We compute the average pLDDT and PAE after clustering the proteins based on their sequence identity (see Q1 in the rebuttal) because most baseline models struggle to design well-folded proteins (i.e., pLDDT > 70 and PAE < 10). As shown in Tables 1 and 2 of our manuscript, except for ProDVa and Pinal, the other baselines rarely design more than 50% well-folded proteins. Therefore, we perform clustering prior to computing the metrics to enable a fair comparison across all sequences, regardless of whether the proteins are well-folded.
To mitigate the potential impact of structural metrics being dominated by a few "good" or "bad" clusters, we first filter out well-folded and not well-folded proteins, and then compute the average pLDDT and PAE across the filtered clusters. Note that
- The filtering operation is based on the well-folded threshold (70 for pLDDT and 10 for PAE). Filtering is conducted separately, resulting in four distinct filtered clusters.
- The results reflect the structural plausibility of designed proteins within each filtered cluster. For evaluating model performance, we consider the average scores across all sequences (without filtering) to be a better choice.
| Models | pLDDT* (30%) | pLDDT* (50%) | PAE* (30%) | PAE* (50%) | pLDDT** (30%) | pLDDT** (50%) | PAE** (30%) | PAE** (50%) |
|---|---|---|---|---|---|---|---|---|
| Natural | 87.02 | 88.54 | 4.93 | 4.52 | 67.04 | 67.79 | 17.83 | 17.59 |
| Random (U) | 74.31 | 74.31 | 5.34 | 5.34 | 22.87 | 22.87 | 24.88 | 24.88 |
| Random (E) | 76.77 | 76.77 | 4.60 | 4.60 | 25.68 | 25.68 | 24.74 | 24.74 |
| Random+ (E) | 81.59 | 81.93 | 7.02 | 6.89 | 63.19 | 63.20 | 18.73 | 18.72 |
| ProteinDT | 80.32 | 80.36 | 6.17 | 6.13 | 38.04 | 38.10 | 25.22 | 25.21 |
| ProteinDT (FT) | 81.75 | 84.51 | 5.95 | 5.65 | 39.47 | 40.17 | 22.93 | 22.73 |
| Pinal | 85.27 | 85.56 | 5.40 | 5.29 | 57.71 | 57.59 | 19.57 | 19.73 |
| PAAG | 76.09 | 76.09 | 6.15 | 6.15 | 28.37 | 28.37 | 25.39 | 25.39 |
| PAAG (FT) | 83.15 | 84.89 | 5.67 | 5.55 | 39.14 | 39.87 | 24.48 | 24.23 |
| Chroma | 75.89 | 75.89 | 5.81 | 5.81 | 55.36 | 55.37 | 17.13 | 17.13 |
| ProDVa | 83.20 | 84.36 | 4.72 | 4.56 | 64.59 | 66.49 | 14.19 | 14.37 |
- * denotes the filtered clusters are well-folded (pLDDT > 70 or PAE < 10)
- ** denotes the filtered clusters are not well-folded (pLDDT < 70 or PAE > 10)
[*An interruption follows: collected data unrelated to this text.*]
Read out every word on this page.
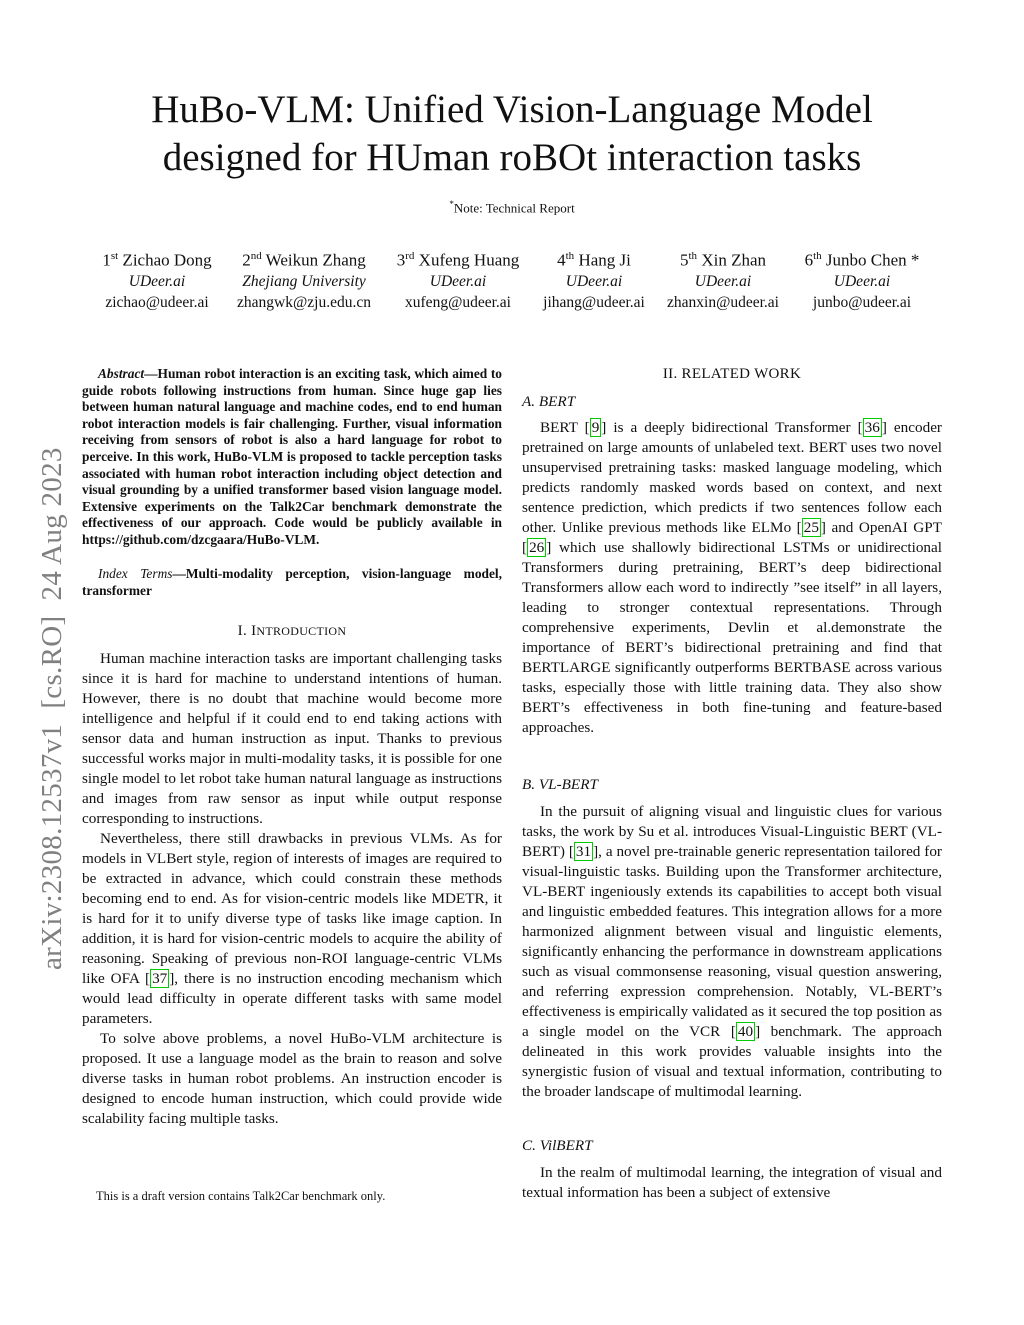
HuBo-VLM: Unified Vision-Language Model
designed for HUman roBOt interaction tasks
*Note: Technical Report
1st Zichao Dong
UDeer.ai
zichao@udeer.ai
2nd Weikun Zhang
Zhejiang University
zhangwk@zju.edu.cn
3rd Xufeng Huang
UDeer.ai
xufeng@udeer.ai
4th Hang Ji
UDeer.ai
jihang@udeer.ai
5th Xin Zhan
UDeer.ai
zhanxin@udeer.ai
6th Junbo Chen *
UDeer.ai
junbo@udeer.ai
arXiv:2308.12537v1  [cs.RO]  24 Aug 2023
Abstract—Human robot interaction is an exciting task, which aimed to guide robots following instructions from human. Since huge gap lies between human natural language and machine codes, end to end human robot interaction models is fair challenging. Further, visual information receiving from sensors of robot is also a hard language for robot to perceive. In this work, HuBo-VLM is proposed to tackle perception tasks associated with human robot interaction including object detection and visual grounding by a unified transformer based vision language model. Extensive experiments on the Talk2Car benchmark demonstrate the effectiveness of our approach. Code would be publicly available in https://github.com/dzcgaara/HuBo-VLM.
Index Terms—Multi-modality perception, vision-language model, transformer
I. INTRODUCTION

Human machine interaction tasks are important challenging tasks since it is hard for machine to understand intentions of human. However, there is no doubt that machine would become more intelligence and helpful if it could end to end taking actions with sensor data and human instruction as input. Thanks to previous successful works major in multi-modality tasks, it is possible for one single model to let robot take human natural language as instructions and images from raw sensor as input while output response corresponding to instructions.

Nevertheless, there still drawbacks in previous VLMs. As for models in VLBert style, region of interests of images are required to be extracted in advance, which could constrain these methods becoming end to end. As for vision-centric models like MDETR, it is hard for it to unify diverse type of tasks like image caption. In addition, it is hard for vision-centric models to acquire the ability of reasoning. Speaking of previous non-ROI language-centric VLMs like OFA [ 37 ], there is no instruction encoding mechanism which would lead difficulty in operate different tasks with same model parameters.

To solve above problems, a novel HuBo-VLM architecture is proposed. It use a language model as the brain to reason and solve diverse tasks in human robot problems. An instruction encoder is designed to encode human instruction, which could provide wide scalability facing multiple tasks.

This is a draft version contains Talk2Car benchmark only.
II. RELATED WORK
A. BERT

BERT [ 9 ] is a deeply bidirectional Transformer [ 36 ] encoder pretrained on large amounts of unlabeled text. BERT uses two novel unsupervised pretraining tasks: masked language modeling, which predicts randomly masked words based on context, and next sentence prediction, which predicts if two sentences follow each other. Unlike previous methods like ELMo [ 25 ] and OpenAI GPT [ 26 ] which use shallowly bidirectional LSTMs or unidirectional Transformers during pretraining, BERT’s deep bidirectional Transformers allow each word to indirectly ”see itself” in all layers, leading to stronger contextual representations. Through comprehensive experiments, Devlin et al.demonstrate the importance of BERT’s bidirectional pretraining and find that BERTLARGE significantly outperforms BERTBASE across various tasks, especially those with little training data. They also show BERT’s effectiveness in both fine-tuning and feature-based approaches.

B. VL-BERT

In the pursuit of aligning visual and linguistic clues for various tasks, the work by Su et al. introduces Visual-Linguistic BERT (VL-BERT) [ 31 ], a novel pre-trainable generic representation tailored for visual-linguistic tasks. Building upon the Transformer architecture, VL-BERT ingeniously extends its capabilities to accept both visual and linguistic embedded features. This integration allows for a more harmonized alignment between visual and linguistic elements, significantly enhancing the performance in downstream applications such as visual commonsense reasoning, visual question answering, and referring expression comprehension. Notably, VL-BERT’s effectiveness is empirically validated as it secured the top position as a single model on the VCR [ 40 ] benchmark. The approach delineated in this work provides valuable insights into the synergistic fusion of visual and textual information, contributing to the broader landscape of multimodal learning.

C. VilBERT

In the realm of multimodal learning, the integration of visual and textual information has been a subject of extensive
We highlight the key findings as follows:
- For well-folded proteins (indicated by *), there is no significant gap across different models. However, it is important to note that for some baselines (e.g., Random, ProteinDT, and PAAG), the proportion of well-folded proteins is significantly low (see Table 2 in our manuscript, less than 1%).
- For proteins that are not well-folded (indicated by **), ProDVa outperforms other models by a substantial margin, with average scores across clusters approaching the threshold. This highlights the robustness of our method in designing structurally plausible proteins.
Dear Reviewer Sz6U,
Thank you once again for your time and effort. As the discussion period comes to an end, we would appreciate it if you could let us know whether our responses above have adequately addressed the points you raised, or if there are any additional questions or feedback we should address.
This paper presents ProDVa, a protein design framework that integrates text-based functional descriptions with fragment information from natural proteins to improve structural plausibility. By combining a text encoder, a protein language model, and a fragment encoder, the method achieves comparable function alignment to state-of-the-art models while using less than 0.04% of the data, and significantly improves foldability (e.g., +7.38% pLDDT > 70). During the review process, all reviewers gave a positive score to this paper, recognizing its novelty, technical contribution, performance, and writing. From my perspective, integrating functional fragments through a dynamic vocabulary is novel. It may greatly improve foldability and functional alignment. The comprehensive experiments validate this point. Therefore, I recommend the acceptance of this paper for a spotlight presentation.